Взгляд жандарма скользит дальше – на вторую кровать. Оно идеально девственно. Подушка уложена углом, одеяло ровное, чистое. Никто и не ложился.
О Симоне не спрашивают.
Даже в списке его нет.
******
> ЕФРЕМОВ С. О раннем П. Тычине.
"Поэт мирового масштаба. Странный мечтатель с глазами ребенка и разумом философа." (коллега по работе у Е. Чикаленко).
> В. Стус написал о Тычине "Феномен суток".
"В истории литературы не найдется примера, если бы поэт отдал половину жизни высокой поэзии, а половину - беспощадной борьбе со своим гениальным дарованием."
В воспоминаниях о встречах 1964 г. Стус писал, что был поражен, насколько у Тычины тонкие черты лица и мертвая мимика.
> ПРИМЕЧАНИЕ 2. П. Тычина не поддержал шестидесятничество. Возглавлял Инс-т литературы УССР. Министр образования УССР 1943-1948 гг.
Жена называла его "живой мертвец". Он выжил в Домах "Слово" в Харькове и "Ролит" в Киеве.
III. ДОМ РУССОВЫХ (ПРОДОЛЖЕНИЕ)
19 февраля 1900 г.
Полтава
Шевченковские дни
Саймон 20
Чикаленко уже изрядно под мухой. Садится рядом, руки ложатся на плечи Симона.

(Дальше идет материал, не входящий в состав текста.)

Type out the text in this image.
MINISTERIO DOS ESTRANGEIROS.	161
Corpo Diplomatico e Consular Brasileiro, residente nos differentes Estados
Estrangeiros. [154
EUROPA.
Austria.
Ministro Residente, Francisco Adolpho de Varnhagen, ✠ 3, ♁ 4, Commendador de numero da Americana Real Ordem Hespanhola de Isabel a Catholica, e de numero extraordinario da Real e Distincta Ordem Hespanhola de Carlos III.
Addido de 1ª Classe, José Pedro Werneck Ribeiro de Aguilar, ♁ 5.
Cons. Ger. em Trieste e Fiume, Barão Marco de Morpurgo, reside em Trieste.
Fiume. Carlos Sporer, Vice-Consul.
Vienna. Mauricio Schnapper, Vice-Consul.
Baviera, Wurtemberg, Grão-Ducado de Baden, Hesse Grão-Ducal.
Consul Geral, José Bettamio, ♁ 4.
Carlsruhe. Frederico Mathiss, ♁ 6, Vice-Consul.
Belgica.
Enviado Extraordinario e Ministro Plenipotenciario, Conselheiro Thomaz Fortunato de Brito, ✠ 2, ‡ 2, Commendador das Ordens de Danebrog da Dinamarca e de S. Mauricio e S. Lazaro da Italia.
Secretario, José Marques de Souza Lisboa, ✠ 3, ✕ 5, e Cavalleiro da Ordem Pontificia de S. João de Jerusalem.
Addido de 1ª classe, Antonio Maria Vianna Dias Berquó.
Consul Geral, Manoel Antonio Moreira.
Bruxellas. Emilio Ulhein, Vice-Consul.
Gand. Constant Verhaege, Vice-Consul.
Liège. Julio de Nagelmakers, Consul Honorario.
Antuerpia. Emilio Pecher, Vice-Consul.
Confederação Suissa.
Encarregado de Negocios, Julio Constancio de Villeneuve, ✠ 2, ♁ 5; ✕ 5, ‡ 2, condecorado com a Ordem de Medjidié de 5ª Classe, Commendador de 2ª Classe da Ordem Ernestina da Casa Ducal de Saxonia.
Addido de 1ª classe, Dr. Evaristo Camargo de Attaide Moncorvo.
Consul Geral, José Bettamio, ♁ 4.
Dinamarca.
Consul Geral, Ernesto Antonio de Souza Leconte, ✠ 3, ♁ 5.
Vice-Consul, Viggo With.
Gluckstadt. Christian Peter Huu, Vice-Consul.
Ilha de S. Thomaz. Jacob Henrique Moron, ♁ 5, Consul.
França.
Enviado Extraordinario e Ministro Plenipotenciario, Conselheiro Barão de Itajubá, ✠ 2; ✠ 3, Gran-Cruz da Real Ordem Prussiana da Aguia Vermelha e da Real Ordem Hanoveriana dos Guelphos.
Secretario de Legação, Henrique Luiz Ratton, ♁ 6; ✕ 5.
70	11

- Так что же твой знакомый? Пишет? Стихи?
— Прозу.
- О любви?
– Нет. О болезнях и влечении. Но как следует, и о любви сможет. Отправит Вам текст.

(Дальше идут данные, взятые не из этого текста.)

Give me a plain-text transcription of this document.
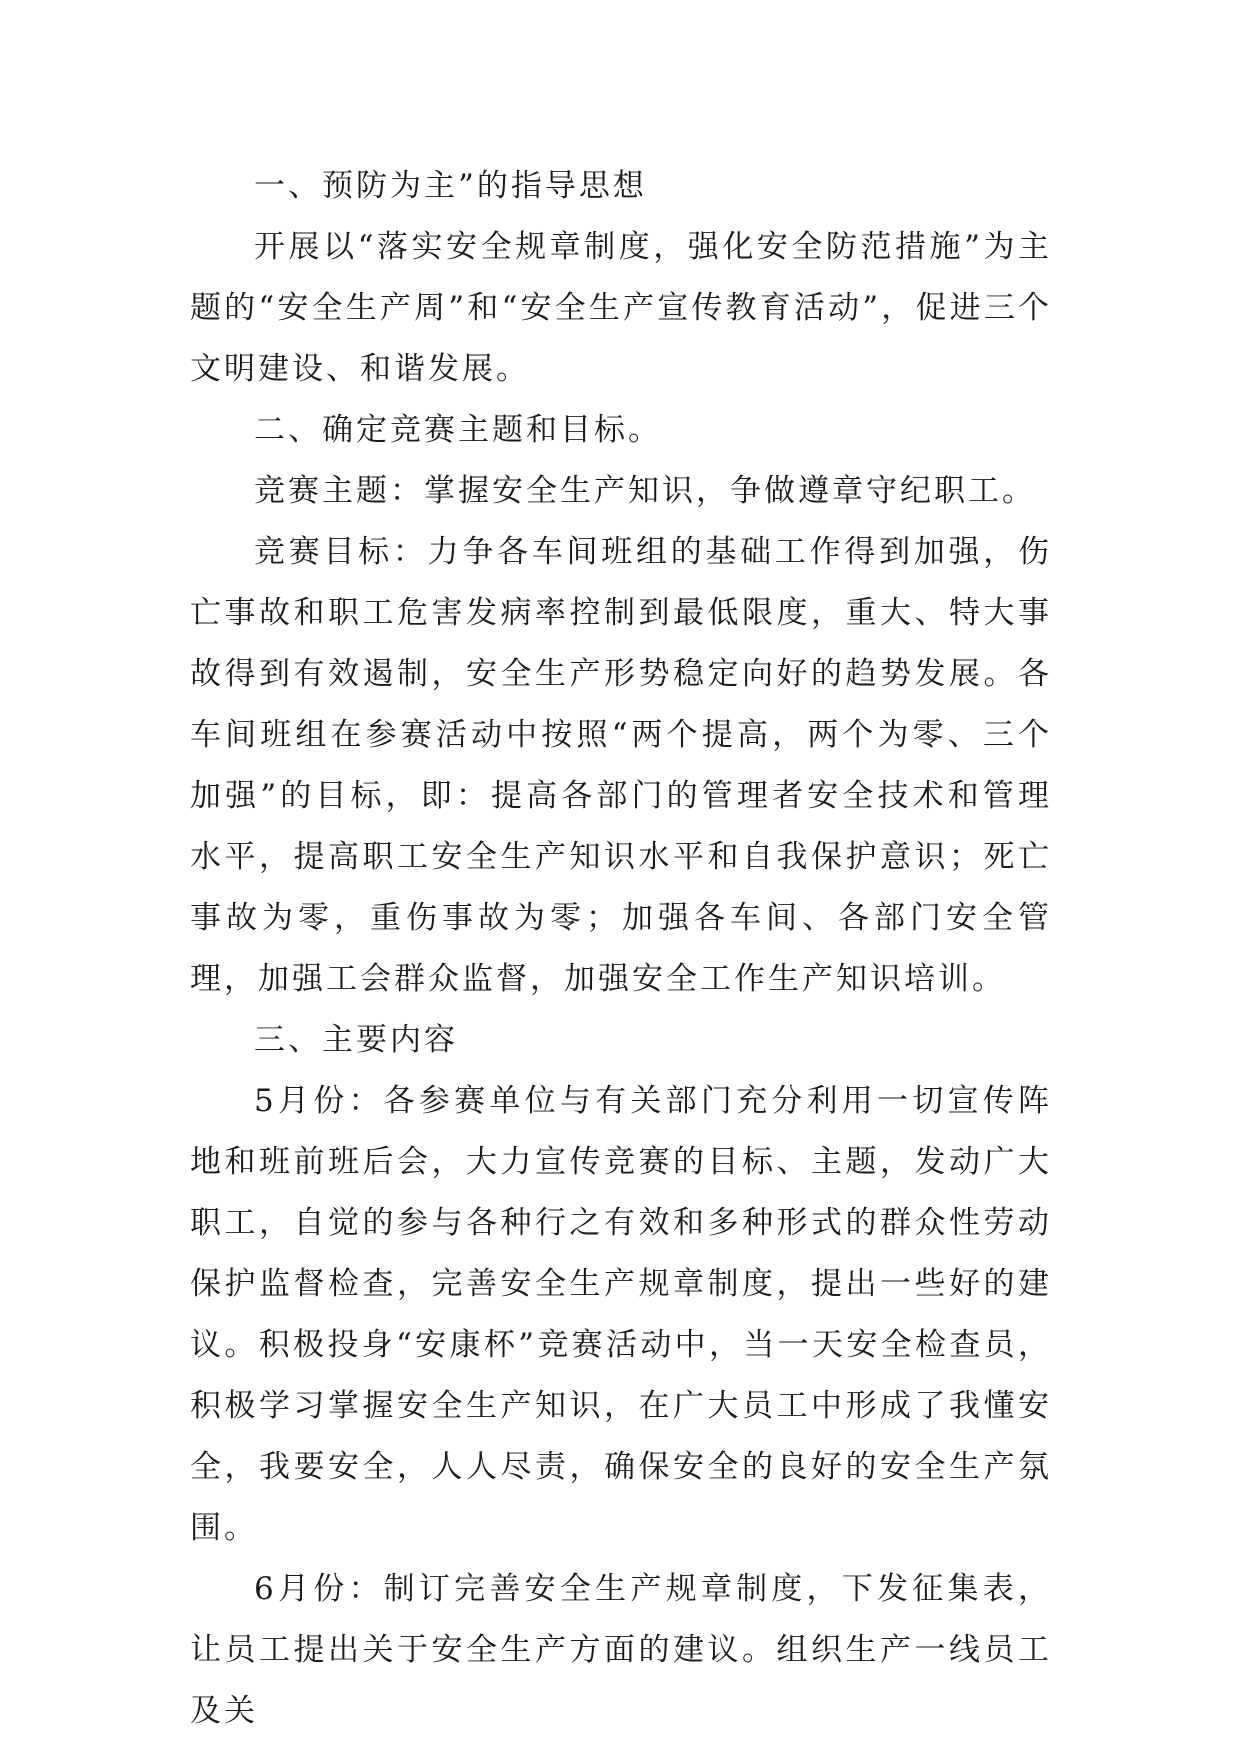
一、预防为主”的指导思想

开展以“落实安全规章制度，强化安全防范措施”为主题的“安全生产周”和“安全生产宣传教育活动”，促进三个文明建设、和谐发展。

二、确定竞赛主题和目标。

竞赛主题：掌握安全生产知识，争做遵章守纪职工。

竞赛目标：力争各车间班组的基础工作得到加强，伤亡事故和职工危害发病率控制到最低限度，重大、特大事故得到有效遏制，安全生产形势稳定向好的趋势发展。各车间班组在参赛活动中按照“两个提高，两个为零、三个加强”的目标，即：提高各部门的管理者安全技术和管理水平，提高职工安全生产知识水平和自我保护意识；死亡事故为零，重伤事故为零；加强各车间、各部门安全管理，加强工会群众监督，加强安全工作生产知识培训。

三、主要内容

5月份：各参赛单位与有关部门充分利用一切宣传阵地和班前班后会，大力宣传竞赛的目标、主题，发动广大职工，自觉的参与各种行之有效和多种形式的群众性劳动保护监督检查，完善安全生产规章制度，提出一些好的建议。积极投身“安康杯”竞赛活动中，当一天安全检查员，积极学习掌握安全生产知识，在广大员工中形成了我懂安全，我要安全，人人尽责，确保安全的良好的安全生产氛围。

6月份：制订完善安全生产规章制度，下发征集表，让员工提出关于安全生产方面的建议。组织生产一线员工及关
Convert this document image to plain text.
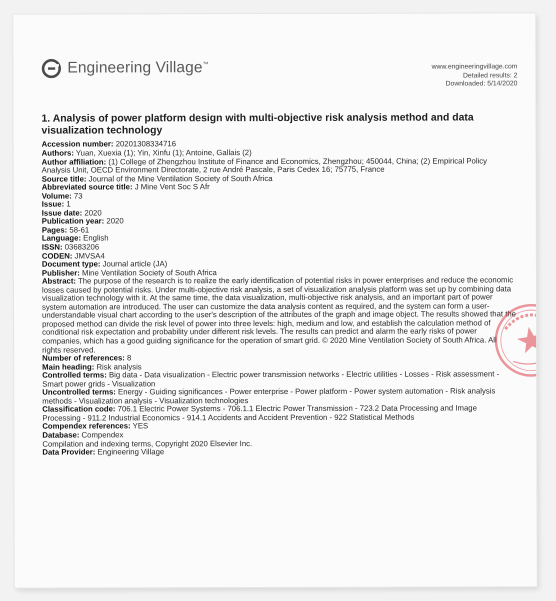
Engineering Village™	www.engineeringvillage.com
Detailed results: 2
Downloaded: 5/14/2020
1. Analysis of power platform design with multi-objective risk analysis method and data visualization technology
Accession number: 20201308334716
Authors: Yuan, Xuexia (1); Yin, Xinfu (1); Antoine, Gallais (2)
Author affiliation: (1) College of Zhengzhou Institute of Finance and Economics, Zhengzhou; 450044, China; (2) Empirical Policy Analysis Unit, OECD Environment Directorate, 2 rue André Pascale, Paris Cedex 16; 75775, France
Source title: Journal of the Mine Ventilation Society of South Africa
Abbreviated source title: J Mine Vent Soc S Afr
Volume: 73
Issue: 1
Issue date: 2020
Publication year: 2020
Pages: 58-61
Language: English
ISSN: 03683206
CODEN: JMVSA4
Document type: Journal article (JA)
Publisher: Mine Ventilation Society of South Africa
Abstract: The purpose of the research is to realize the early identification of potential risks in power enterprises and reduce the economic losses caused by potential risks. Under multi-objective risk analysis, a set of visualization analysis platform was set up by combining data visualization technology with it. At the same time, the data visualization, multi-objective risk analysis, and an important part of power system automation are introduced. The user can customize the data analysis content as required, and the system can form a user-understandable visual chart according to the user's description of the attributes of the graph and image object. The results showed that the proposed method can divide the risk level of power into three levels: high, medium and low, and establish the calculation method of conditional risk expectation and probability under different risk levels. The results can predict and alarm the early risks of power companies, which has a good guiding significance for the operation of smart grid. © 2020 Mine Ventilation Society of South Africa. All rights reserved.
Number of references: 8
Main heading: Risk analysis
Controlled terms: Big data - Data visualization - Electric power transmission networks - Electric utilities - Losses - Risk assessment - Smart power grids - Visualization
Uncontrolled terms: Energy - Guiding significances - Power enterprise - Power platform - Power system automation - Risk analysis methods - Visualization analysis - Visualization technologies
Classification code: 706.1 Electric Power Systems - 706.1.1 Electric Power Transmission - 723.2 Data Processing and Image Processing - 911.2 Industrial Economics - 914.1 Accidents and Accident Prevention - 922 Statistical Methods
Compendex references: YES
Database: Compendex
Compilation and indexing terms, Copyright 2020 Elsevier Inc.
Data Provider: Engineering Village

Чикаленко проглатывает еще стопку. Не факт что услышал, кивает и смеется сам к себе. Какого-то ляда хватает Симона носом. Перебрал спиртное.
Отрыжка.
Через час Николай.
Манифест «Самостоятельная Украина».
Симон сбоку, пораженный до дна.
После речи Николай наклоняется и хохочет:
- Не теряйся, Малыш. Девок здесь многовато. Еще подцепишь любовь всей жизни. Я вернусь. Вечером.

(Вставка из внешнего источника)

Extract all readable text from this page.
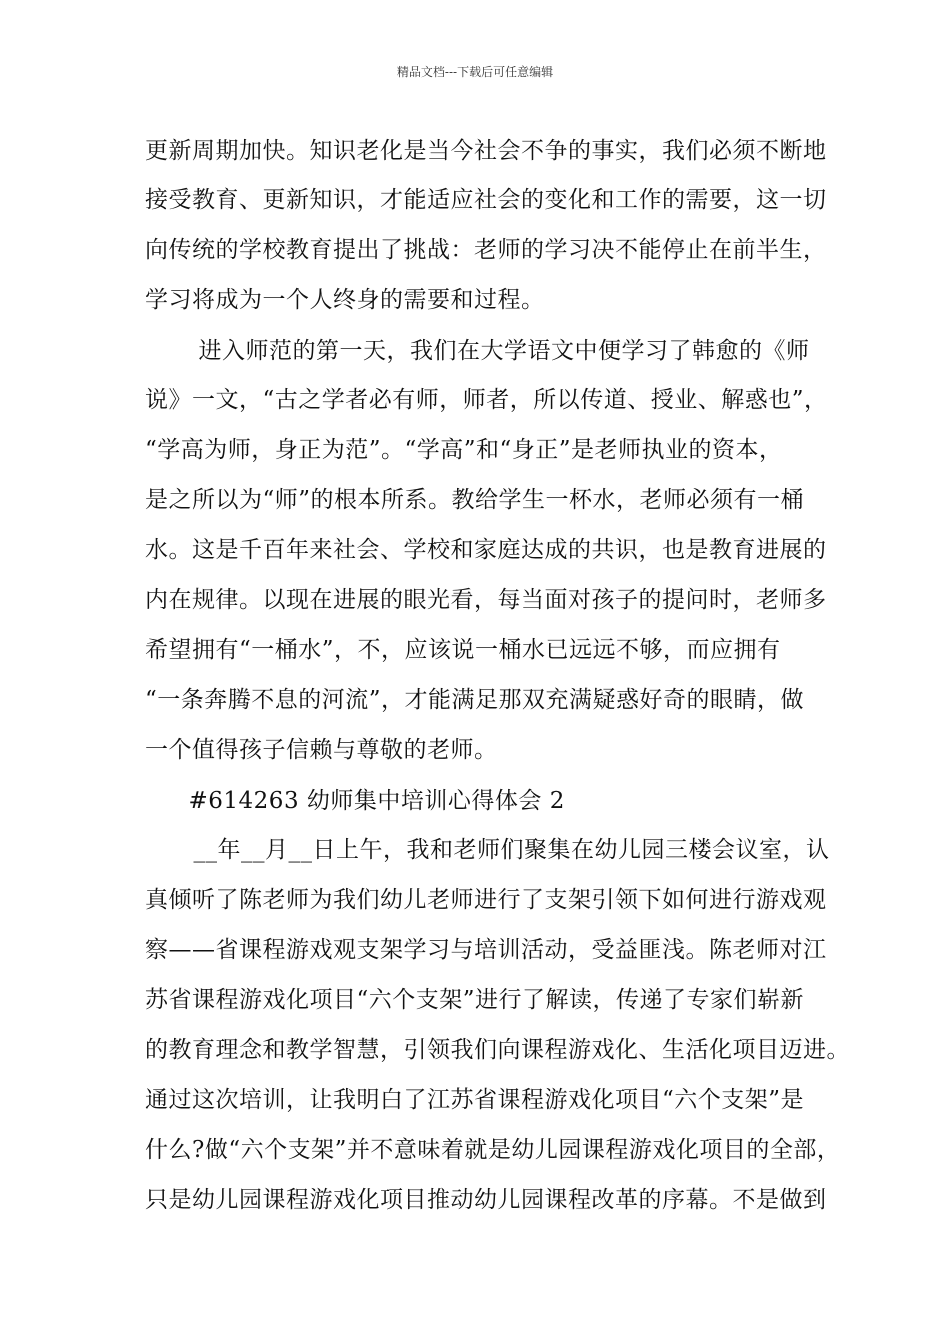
精品文档---下载后可任意编辑
更新周期加快。知识老化是当今社会不争的事实，我们必须不断地
接受教育、更新知识，才能适应社会的变化和工作的需要，这一切
向传统的学校教育提出了挑战：老师的学习决不能停止在前半生，
学习将成为一个人终身的需要和过程。
　进入师范的第一天，我们在大学语文中便学习了韩愈的《师
说》一文，“古之学者必有师，师者，所以传道、授业、解惑也”，
“学高为师，身正为范”。“学高”和“身正”是老师执业的资本，
是之所以为“师”的根本所系。教给学生一杯水，老师必须有一桶
水。这是千百年来社会、学校和家庭达成的共识，也是教育进展的
内在规律。以现在进展的眼光看，每当面对孩子的提问时，老师多
希望拥有“一桶水”，不，应该说一桶水已远远不够，而应拥有
“一条奔腾不息的河流”，才能满足那双充满疑惑好奇的眼睛，做
一个值得孩子信赖与尊敬的老师。
　#614263 幼师集中培训心得体会 2
　__年__月__日上午，我和老师们聚集在幼儿园三楼会议室，认
真倾听了陈老师为我们幼儿老师进行了支架引领下如何进行游戏观
察——省课程游戏观支架学习与培训活动，受益匪浅。陈老师对江
苏省课程游戏化项目“六个支架”进行了解读，传递了专家们崭新
的教育理念和教学智慧，引领我们向课程游戏化、生活化项目迈进。
通过这次培训，让我明白了江苏省课程游戏化项目“六个支架”是
什么?做“六个支架”并不意味着就是幼儿园课程游戏化项目的全部，
只是幼儿园课程游戏化项目推动幼儿园课程改革的序幕。不是做到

Боже. Наконец-то. Партия. Эти годы с Николаем были не зря. Опасные акции Сомнительные миссии.
Действительно, Николай вернулся. С парнем. Младший. Семнадцать или восемнадцать. Гимназист. В длинном шарфе. Прочный.
Выше немного.
Русые волосы стеклянные, темные глаза.
Как писаная сумка, сказали бы мать о такой красоте.
На щеках следы бритья.
В глазах что-то хищное.
"Малый. Это Никита. Как ты. Только красивее." хохочет Николай, как медная труба. С какой-нибудь новой женщиной под руку.
Далее – ресторан, закрытая кабина. Посвящение в партию. РУП. С десяток студентов и несколько старших. Николай записывает каждого, принимает присягу. Симон среди них. И Никита.
Позже: "Все, Малыш. Я уехал. Сдружитесь."
В экипаж и махнул.
Мете. Ледяной ветер. Полтава в белом меху. Два парня остаются сами. Смотрят друг на друга. Пальта, фуражки. Голодные. Худые. Снег сыплет на плечи. Симон старше, но с виду одинаковые. Более тонкий.
Никита не выдержал первый. Пихнул Симона:
— Ну давай, что ли. Я из Бахмута. Притолкался паровозом и сейчас назад. Уже все делал.